The touchstone of Spurgeon’s life and ministry was undoubtedly looking to Christ. He was converted as a teenager when he walked into a chapel as a very poor preacher was preaching on Isaiah 45: “Look unto me and be saved all the ends of the earth.”

The preacher looked to him and said, “Young man you look very miserable, you need to look, look, look to Jesus Christ.” To that Spurgeon said, “I could have looked until I could have looked no longer until my eyes had failed me.”

That looking to Christ was at the very heart of what he set out to do with the rest of his life. During the first sermon that he preached in the Metropolitan Tabernacle, his church in London, he said, “I propose that the subject of this house, for as long as it shall stand, shall be Jesus Christ.”

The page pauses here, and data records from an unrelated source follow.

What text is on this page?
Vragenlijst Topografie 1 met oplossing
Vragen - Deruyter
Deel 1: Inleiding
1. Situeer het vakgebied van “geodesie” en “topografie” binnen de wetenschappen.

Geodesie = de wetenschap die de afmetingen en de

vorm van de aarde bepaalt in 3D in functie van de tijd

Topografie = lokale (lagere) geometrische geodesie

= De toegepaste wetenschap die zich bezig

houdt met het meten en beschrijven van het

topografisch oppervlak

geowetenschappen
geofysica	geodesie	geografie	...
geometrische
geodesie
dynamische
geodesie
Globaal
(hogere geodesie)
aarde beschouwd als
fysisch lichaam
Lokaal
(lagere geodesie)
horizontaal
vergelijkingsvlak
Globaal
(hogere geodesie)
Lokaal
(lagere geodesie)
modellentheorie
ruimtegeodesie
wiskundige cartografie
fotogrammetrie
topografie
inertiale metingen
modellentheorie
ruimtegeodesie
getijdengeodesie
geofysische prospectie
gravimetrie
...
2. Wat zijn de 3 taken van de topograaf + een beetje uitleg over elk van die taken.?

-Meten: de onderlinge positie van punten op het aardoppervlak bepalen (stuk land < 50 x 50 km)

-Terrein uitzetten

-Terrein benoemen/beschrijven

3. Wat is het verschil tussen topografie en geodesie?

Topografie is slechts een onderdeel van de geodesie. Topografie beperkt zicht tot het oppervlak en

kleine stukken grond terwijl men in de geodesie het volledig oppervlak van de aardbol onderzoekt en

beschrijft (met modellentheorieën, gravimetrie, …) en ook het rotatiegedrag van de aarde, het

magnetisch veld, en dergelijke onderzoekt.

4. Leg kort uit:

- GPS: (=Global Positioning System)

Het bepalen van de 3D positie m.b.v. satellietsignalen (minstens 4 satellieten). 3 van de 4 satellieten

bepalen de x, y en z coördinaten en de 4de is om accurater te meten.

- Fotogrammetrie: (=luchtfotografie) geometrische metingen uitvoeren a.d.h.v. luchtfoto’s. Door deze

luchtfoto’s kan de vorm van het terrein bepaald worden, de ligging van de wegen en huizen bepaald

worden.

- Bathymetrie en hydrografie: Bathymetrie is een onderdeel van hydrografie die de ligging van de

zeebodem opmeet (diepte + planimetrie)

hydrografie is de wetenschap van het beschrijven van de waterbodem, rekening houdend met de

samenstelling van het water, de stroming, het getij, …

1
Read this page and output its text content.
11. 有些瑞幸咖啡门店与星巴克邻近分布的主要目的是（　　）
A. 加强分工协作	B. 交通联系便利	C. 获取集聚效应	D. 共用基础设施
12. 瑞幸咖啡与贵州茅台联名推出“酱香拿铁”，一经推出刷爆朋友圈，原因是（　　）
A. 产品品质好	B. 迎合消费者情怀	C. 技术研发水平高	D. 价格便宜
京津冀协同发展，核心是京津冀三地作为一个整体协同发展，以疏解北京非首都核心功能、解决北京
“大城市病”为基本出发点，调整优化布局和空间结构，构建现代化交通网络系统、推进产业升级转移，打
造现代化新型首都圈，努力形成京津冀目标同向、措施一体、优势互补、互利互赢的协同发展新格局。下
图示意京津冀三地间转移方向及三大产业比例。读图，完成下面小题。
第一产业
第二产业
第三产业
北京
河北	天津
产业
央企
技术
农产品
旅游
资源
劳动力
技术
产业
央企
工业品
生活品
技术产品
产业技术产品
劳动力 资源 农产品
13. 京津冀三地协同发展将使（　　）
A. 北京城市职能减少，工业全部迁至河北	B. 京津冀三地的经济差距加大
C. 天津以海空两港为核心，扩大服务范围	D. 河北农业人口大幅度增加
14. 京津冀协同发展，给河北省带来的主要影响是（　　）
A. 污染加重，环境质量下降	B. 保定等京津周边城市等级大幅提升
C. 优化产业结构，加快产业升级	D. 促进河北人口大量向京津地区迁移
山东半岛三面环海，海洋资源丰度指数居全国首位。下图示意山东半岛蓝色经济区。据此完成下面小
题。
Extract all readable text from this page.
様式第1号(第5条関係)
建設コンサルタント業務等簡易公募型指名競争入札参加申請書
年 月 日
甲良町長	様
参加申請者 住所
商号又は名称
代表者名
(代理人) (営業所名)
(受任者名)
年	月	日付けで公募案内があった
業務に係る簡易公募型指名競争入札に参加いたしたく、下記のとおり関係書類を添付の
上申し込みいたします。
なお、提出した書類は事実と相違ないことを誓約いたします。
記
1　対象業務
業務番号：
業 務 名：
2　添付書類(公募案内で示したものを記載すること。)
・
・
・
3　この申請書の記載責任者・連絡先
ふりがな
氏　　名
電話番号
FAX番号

That looking to Christ was at the very heart of what he set out to do with the rest of his life.

Christ-Centeredness

Just over 30 years later, he preached a sermon that my wife has marked up in my copies of Spurgeon’s sermons. He preached a sermon that marvelously demonstrated and proclaimed the beauty and glory of Christ with a call to look to him and to trust in him.

In it, Spurgeon says, “Christ is the most magnanimous of captains, there is none like him in all the world. He always takes in the battle the bleakest side of the hill, he always carries the heavier end of the cross. Oh, that you would enlist under the banner of Jesus Christ unto this day. For in forty years I have served him and I have received nothing from him but love.”

And that Christ-centeredness—that looking to Christ for his own salvation to the very last words in the pulpit—was really what defined Spurgeon’s ministry and why I think Spurgeon is so profoundly useful and relevant for today.

We have a tendency to distract ourselves from Christ towards many good things, doctrines for instance, that might take away from Christ. Jesus becomes just one brick in the wall of our system rather than, as Spurgeon saw him, the sun in the solar system of our theology and thinking. The centrality of Christ was key for Spurgeon.